Skip to 6 minutes and 48 seconds That has created that dataset of 100,000 instances, which I’m going to use as a test file. For a training file, I’m going to use 10 million instances. I could change this to 10 million and put this in the training file. However, that would take a few minutes, so I’m not going to do that. Instead, I’ve prepared these files in advance. Let me show you. Here we’ve got test.arff. The test file is a half a Mb, with 100,000 instances. The training file is half a Gb, with 10 million instances. I’ve done a really big training file here, which is 5 Gb, with 100 million instances. Those are the files I’m going to use.
Skip to 7 minutes and 43 seconds I just need to run the NaiveBayesUpdateable classifier with the training file. This is the very large training file. This is the much smaller test file.
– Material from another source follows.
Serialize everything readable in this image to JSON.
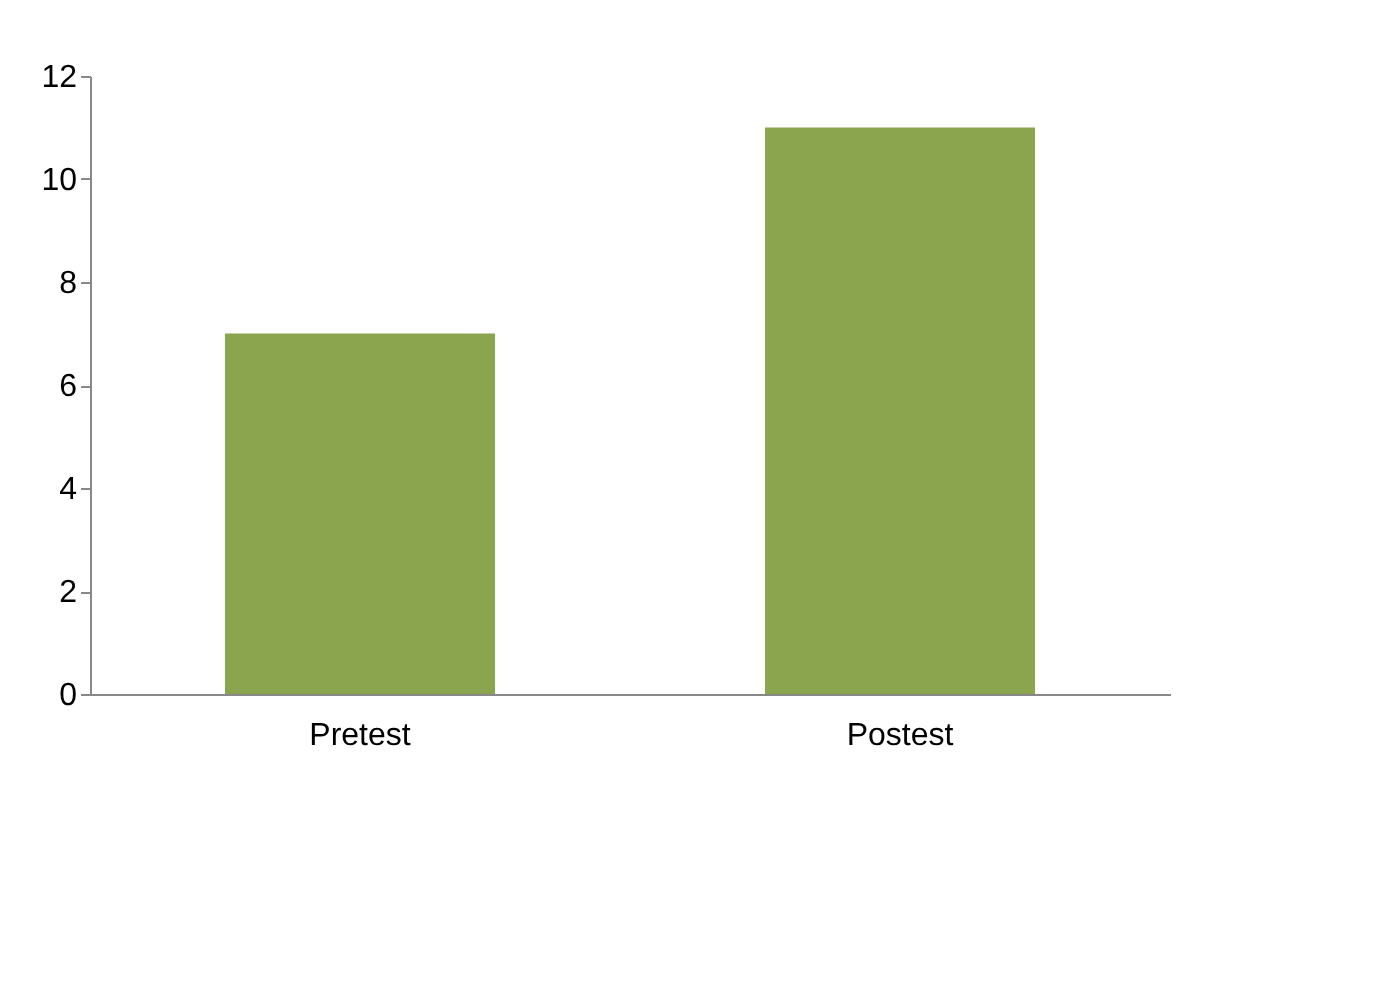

If I run that by typing Enter here, it’ll take 4 minutes and produce 74% accuracy with NaiveBayesUpdateable. I can’t do it with J48 because that’s not an updateable classifier. I can try it with a really big file, with any size file. If I were to use my 5 Gb training file with 100 million examples in it, then it would run. It takes about 40 minutes on my computer. There you have it. The Explorer can handle about a million instances with 25 attributes, say. It depends.
Skip to 8 minutes and 42 seconds You can increase the amount of memory allocated to the Explorer if your computer’s got more than 1 Gb of main memory. We haven’t talked about how to do that, but it’s not difficult. The Simple Command Line interface works incrementally wherever it can. It doesn’t load the dataset into main memory the way the Explorer does. If you use updateable classifier implementations – you can find which ones are updateable using the Javadoc – then the Simple Command Line interface will work incrementally. Then you can work with arbitrarily large files, many gigabytes or hundreds of gigabytes. However, you shouldn’t use cross-validation.
Skip to 9 minutes and 21 seconds If you were to specify cross-validation in the Simple Command Line interface, then it would have to load the file all in at once. The Command Line interface only doesn’t load the file if you’re not using cross-validation. That’s why we use an explicit test file instead of the default of cross-validation. Working with big data can be difficult and quite frustrating.
Working with big data
Some classifiers work incrementally – that is, they update their model as the training dataset comes in, in a single pass through the dataset. When invoked from the command line, these classifiers can handle arbitrarily large datasets. In contrast, the Explorer loads in the entire dataset to begin with irrespective of which classifier is used, so it is limited by the amount of computer memory available. Note that cross-validation cannot work incrementally; you need to be careful about how you do the evaluation, maybe using an explicit test file.